Beijing struggles with chronic traffic congestion, choking pollution and a housing shortage. At the same time, the capital is looking to enhance its role as China’s leading first tier city and economic powerhouse. To accomplish this, the municipal government is both expanding the existing CBDs, and further developing the outlying suburbs. Even nearby cities and provinces will be integrated into a super city cluster around the capital over the next ten years.
Beijing’s municipal government is already planning to move its offices by 2017 to the Tongzhou district, a suburban area 20 km east of the city centre, making Tongzhou the city’s “sub-administrative centre”. Expectations are high, as the district is already undergoing rapid development, with house prices accelerating. This has transformed the development landscape in Beijing. More developers have now chosen Tongzhou to develop land plots to be closer to the new government offices.
This is just part of a larger regional plan, as the Central Government is also developing the “Jing-Jin-Ji” economic megalopolis, which integrates Beijing (‘Jing’), Tianjin (‘Jin’) City and Hebei Province (‘Ji’); three northern Chinese regions with a combined population of more than 100 million. Beijing will start to relocate facilities that are unrelated to its “capital functions”, such as some factories, hospitals and universities, from the city centre to the Jing-Jin-Ji cluster. Tianjin and Hebei will therefore benefit from jobs and businesses transferred from Beijing.

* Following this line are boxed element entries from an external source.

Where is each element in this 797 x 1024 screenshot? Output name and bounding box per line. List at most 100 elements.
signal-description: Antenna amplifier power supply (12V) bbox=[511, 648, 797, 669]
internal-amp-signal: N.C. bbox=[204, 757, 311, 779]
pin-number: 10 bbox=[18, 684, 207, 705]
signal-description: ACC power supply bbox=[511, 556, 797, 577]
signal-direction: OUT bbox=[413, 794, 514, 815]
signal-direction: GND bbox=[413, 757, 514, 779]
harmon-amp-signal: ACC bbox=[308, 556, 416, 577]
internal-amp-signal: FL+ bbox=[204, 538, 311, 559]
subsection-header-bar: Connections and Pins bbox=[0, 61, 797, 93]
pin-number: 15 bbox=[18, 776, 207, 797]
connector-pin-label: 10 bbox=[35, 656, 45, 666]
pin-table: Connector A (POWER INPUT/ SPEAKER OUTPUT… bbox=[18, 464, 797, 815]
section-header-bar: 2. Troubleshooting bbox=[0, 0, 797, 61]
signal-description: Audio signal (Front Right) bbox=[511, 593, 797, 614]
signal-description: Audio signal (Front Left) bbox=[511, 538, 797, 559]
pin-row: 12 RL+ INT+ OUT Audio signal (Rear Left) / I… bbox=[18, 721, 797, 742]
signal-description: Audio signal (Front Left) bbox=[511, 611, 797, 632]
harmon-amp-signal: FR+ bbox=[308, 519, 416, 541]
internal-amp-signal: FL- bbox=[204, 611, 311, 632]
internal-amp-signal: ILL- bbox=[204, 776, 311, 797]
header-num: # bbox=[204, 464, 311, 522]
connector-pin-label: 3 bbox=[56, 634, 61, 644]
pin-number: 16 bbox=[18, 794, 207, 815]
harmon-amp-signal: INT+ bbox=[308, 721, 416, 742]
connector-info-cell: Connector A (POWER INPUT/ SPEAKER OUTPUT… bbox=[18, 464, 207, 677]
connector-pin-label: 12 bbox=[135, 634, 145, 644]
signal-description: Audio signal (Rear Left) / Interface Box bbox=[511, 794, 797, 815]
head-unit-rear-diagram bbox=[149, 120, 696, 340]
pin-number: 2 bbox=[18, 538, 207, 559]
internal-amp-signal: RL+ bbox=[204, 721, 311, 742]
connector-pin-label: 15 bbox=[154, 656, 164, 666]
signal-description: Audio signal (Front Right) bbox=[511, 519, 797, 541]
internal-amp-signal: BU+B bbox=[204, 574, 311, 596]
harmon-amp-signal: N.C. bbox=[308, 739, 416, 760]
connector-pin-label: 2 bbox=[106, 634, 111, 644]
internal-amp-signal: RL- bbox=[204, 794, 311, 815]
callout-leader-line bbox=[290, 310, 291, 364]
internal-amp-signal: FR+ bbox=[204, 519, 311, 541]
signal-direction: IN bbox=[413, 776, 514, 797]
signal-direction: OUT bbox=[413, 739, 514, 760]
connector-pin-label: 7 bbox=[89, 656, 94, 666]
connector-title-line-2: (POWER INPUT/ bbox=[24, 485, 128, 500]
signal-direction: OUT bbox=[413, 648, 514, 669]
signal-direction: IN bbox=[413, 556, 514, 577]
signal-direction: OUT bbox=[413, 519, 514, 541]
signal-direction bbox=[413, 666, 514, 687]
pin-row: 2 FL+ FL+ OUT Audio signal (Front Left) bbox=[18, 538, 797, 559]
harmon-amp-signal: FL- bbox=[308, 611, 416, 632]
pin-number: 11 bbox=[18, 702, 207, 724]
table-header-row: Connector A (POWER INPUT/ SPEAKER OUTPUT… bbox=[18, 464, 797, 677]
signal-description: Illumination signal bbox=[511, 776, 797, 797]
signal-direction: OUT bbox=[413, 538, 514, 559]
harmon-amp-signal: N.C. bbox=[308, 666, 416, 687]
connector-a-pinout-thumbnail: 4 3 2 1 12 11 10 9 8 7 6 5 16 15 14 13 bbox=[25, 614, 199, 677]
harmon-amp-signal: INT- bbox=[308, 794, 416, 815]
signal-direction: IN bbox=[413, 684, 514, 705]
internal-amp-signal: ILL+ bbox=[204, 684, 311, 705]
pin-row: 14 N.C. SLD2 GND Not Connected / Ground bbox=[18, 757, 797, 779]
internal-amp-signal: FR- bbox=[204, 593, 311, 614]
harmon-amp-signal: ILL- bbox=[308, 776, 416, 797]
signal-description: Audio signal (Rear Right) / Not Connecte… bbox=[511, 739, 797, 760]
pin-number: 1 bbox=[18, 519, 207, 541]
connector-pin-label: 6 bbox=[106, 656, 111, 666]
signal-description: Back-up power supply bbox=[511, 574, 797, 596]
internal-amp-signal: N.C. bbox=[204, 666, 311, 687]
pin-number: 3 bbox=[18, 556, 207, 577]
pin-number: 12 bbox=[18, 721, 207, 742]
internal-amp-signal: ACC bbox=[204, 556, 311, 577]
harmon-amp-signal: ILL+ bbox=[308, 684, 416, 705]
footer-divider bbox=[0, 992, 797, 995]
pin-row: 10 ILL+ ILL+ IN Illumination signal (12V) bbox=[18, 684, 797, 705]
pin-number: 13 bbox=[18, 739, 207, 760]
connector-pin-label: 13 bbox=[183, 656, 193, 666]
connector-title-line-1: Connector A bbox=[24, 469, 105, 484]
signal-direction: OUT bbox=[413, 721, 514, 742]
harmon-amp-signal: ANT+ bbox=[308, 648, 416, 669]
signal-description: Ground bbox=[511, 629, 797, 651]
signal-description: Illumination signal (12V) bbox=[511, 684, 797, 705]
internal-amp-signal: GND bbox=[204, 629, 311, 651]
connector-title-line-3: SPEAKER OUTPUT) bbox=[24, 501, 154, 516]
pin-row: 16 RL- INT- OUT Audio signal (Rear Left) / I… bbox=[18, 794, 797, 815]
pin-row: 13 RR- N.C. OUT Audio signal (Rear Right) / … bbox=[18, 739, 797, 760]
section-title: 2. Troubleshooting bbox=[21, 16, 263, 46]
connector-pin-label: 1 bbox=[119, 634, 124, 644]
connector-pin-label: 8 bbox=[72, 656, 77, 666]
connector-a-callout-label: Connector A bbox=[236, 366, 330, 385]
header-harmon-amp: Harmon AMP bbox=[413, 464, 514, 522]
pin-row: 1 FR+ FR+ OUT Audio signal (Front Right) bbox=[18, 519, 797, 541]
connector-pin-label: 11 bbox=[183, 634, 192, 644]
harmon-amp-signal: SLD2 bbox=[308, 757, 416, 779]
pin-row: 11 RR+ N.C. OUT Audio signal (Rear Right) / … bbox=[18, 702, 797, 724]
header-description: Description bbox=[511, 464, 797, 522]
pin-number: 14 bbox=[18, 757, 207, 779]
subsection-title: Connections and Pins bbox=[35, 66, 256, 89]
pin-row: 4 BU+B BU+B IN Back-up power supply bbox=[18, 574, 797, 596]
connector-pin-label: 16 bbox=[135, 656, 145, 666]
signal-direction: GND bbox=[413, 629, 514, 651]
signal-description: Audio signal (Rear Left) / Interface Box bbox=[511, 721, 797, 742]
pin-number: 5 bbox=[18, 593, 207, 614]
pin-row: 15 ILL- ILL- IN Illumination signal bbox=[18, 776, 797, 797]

City clustering is an on-going urbanisation trend in China. It bundles cities around a strong urban centre with advanced rail and road networks and utilises the comparative advantage of each city to forge a strong financial and manufacturing hub. Following the success of the Pearl River Delta, clustered around Guangzhou and Shenzhen, and the Yangtze River Delta around Shanghai, the Jing-Jin-Ji region is set to become China’s third largest super-city cluster. It will cover a vast region of northern China roughly the size of U.K., France and Germany put together.
The various benefits of businesses moving from central Beijing to the Tongzhou district include more space, and less congestion and pollution. Since the release of the Government’s strategy paper on Jing-Jin-Ji in May, the trickle of removal trucks heading towards the eastern suburbs of Beijing has become a torrent of businesses, funds and services, which will propel China to a momentous new phase of economic and urban development.